The Hospital Evolves with the Pandemic

The Hospital Evolves with the Pandemic
By Lee Dossett, MD

When I originally wrote my article in March of 2020 about how COVID 19 was impacting the hospital and my team of hospitalists at Baptist Health Lexington, I probably would not have believed that we would still be dealing with COVID some 15 months later.  Being on the frontlines along with my colleagues in the ED, ICU, infectious disease, pharmacy, and hospital administration has been a lesson in leadership and crisis management.  The early days of the pandemic was marked by severe uncertainty.  We had to develop and institute protocols that would frequently changes as new information came in.  Availability to testing early on was a major bottle neck.  Treatment regimens and best practices were unknown.  Outside of COVID, my team had to adapt to a new normal of a decreased hospital census as elective surgeries were stopped and patients avoided coming in for fear of getting sick.

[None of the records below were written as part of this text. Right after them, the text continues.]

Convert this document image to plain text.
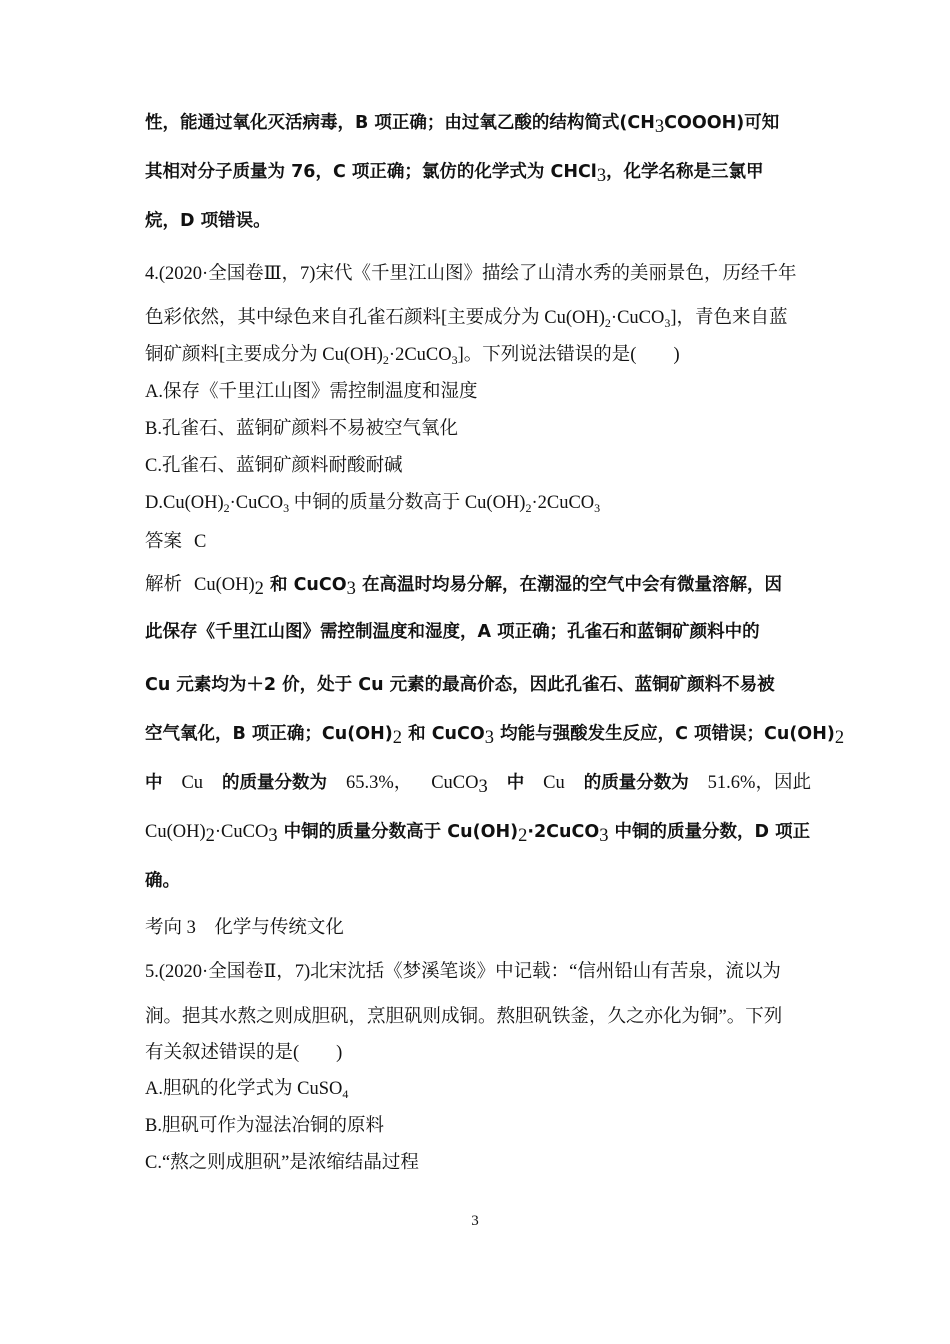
性，能通过氧化灭活病毒，B 项正确；由过氧乙酸的结构简式$(CH_3COOOH)$可知
其相对分子质量为 76，C 项正确；氯仿的化学式为 CHCl$_3$，化学名称是三氯甲
烷，D 项错误。
4.(2020·全国卷Ⅲ，7)宋代《千里江山图》描绘了山清水秀的美丽景色，历经千年
色彩依然，其中绿色来自孔雀石颜料[主要成分为 $Cu(OH)_2\cdot CuCO_3$]，青色来自蓝
铜矿颜料[主要成分为 $Cu(OH)_2\cdot 2CuCO_3$]。下列说法错误的是(　　)
A.保存《千里江山图》需控制温度和湿度
B.孔雀石、蓝铜矿颜料不易被空气氧化
C.孔雀石、蓝铜矿颜料耐酸耐碱
$D.Cu(OH)_2\cdot CuCO_3$ 中铜的质量分数高于 $Cu(OH)_2\cdot 2CuCO_3$
答案 C
解析 $Cu(OH)_2$ 和 CuCO$_3$ 在高温时均易分解，在潮湿的空气中会有微量溶解，因
此保存《千里江山图》需控制温度和湿度，A 项正确；孔雀石和蓝铜矿颜料中的
Cu 元素均为＋2 价，处于 Cu 元素的最高价态，因此孔雀石、蓝铜矿颜料不易被
空气氧化，B 项正确；$Cu(OH)_2$ 和 CuCO$_3$ 均能与强酸发生反应，C 项错误；$Cu(OH)_2$
中 Cu 的质量分数为 65.3%， CuCO$_3$ 中 Cu 的质量分数为 51.6%，因此
$Cu(OH)_2\cdot CuCO_3$ 中铜的质量分数高于 $Cu(OH)_2\cdot 2CuCO_3$ 中铜的质量分数，D 项正
确。
考向 3　化学与传统文化
5.(2020·全国卷Ⅱ，7)北宋沈括《梦溪笔谈》中记载：“信州铅山有苦泉，流以为
涧。挹其水熬之则成胆矾，烹胆矾则成铜。熬胆矾铁釜，久之亦化为铜”。下列
有关叙述错误的是(　　)
A.胆矾的化学式为 CuSO$_4$
B.胆矾可作为湿法冶铜的原料
C.“熬之则成胆矾”是浓缩结晶过程
3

Eventually over the spring and summer things achieved a “new normal”.  COVID cases remained steady but not overwhelming and other patients started returning to the hospital.  Testing options became more available, quicker, and reliable.  Studies came in showing the benefit of dexamethasone for hypoxic patients along with some other beneficial treatments.  However, by late fall and early winter we began to experience a sharp rise in cases that was mirrored across the nation in the 3rd surge.  While our capacity and resources were stretched, I feel like we were able to take excellent care of these patients and my partners became experts in COVID care.  In parallel with this, the hospitalists also took on the task of treating qualifying positive outpatients with the newly developed and approved monoclonal antibodies.

Finally, the light at the end of the tunnel came with the approval of the first vaccines in December.  I felt a special privilege in receiving it within the first week it was available.  I consider the vaccines a true medical miracle given how quickly they were developed, test, approved, and deployed.  Our COVID numbers finally peaked in January and have trended down ever since.  This corresponded with the vaccine rollout to long term care facilities and at-risk patient populations.  For now, we have reached a relatively low plateau of cases and there is reason for hope, but we must still find a way to reach those who have yet to be vaccinated for whatever reason.

I am extremely proud of my hospitalist partners at my institution and across the country for stepping up and taking on the COVID challenge like few other physician groups.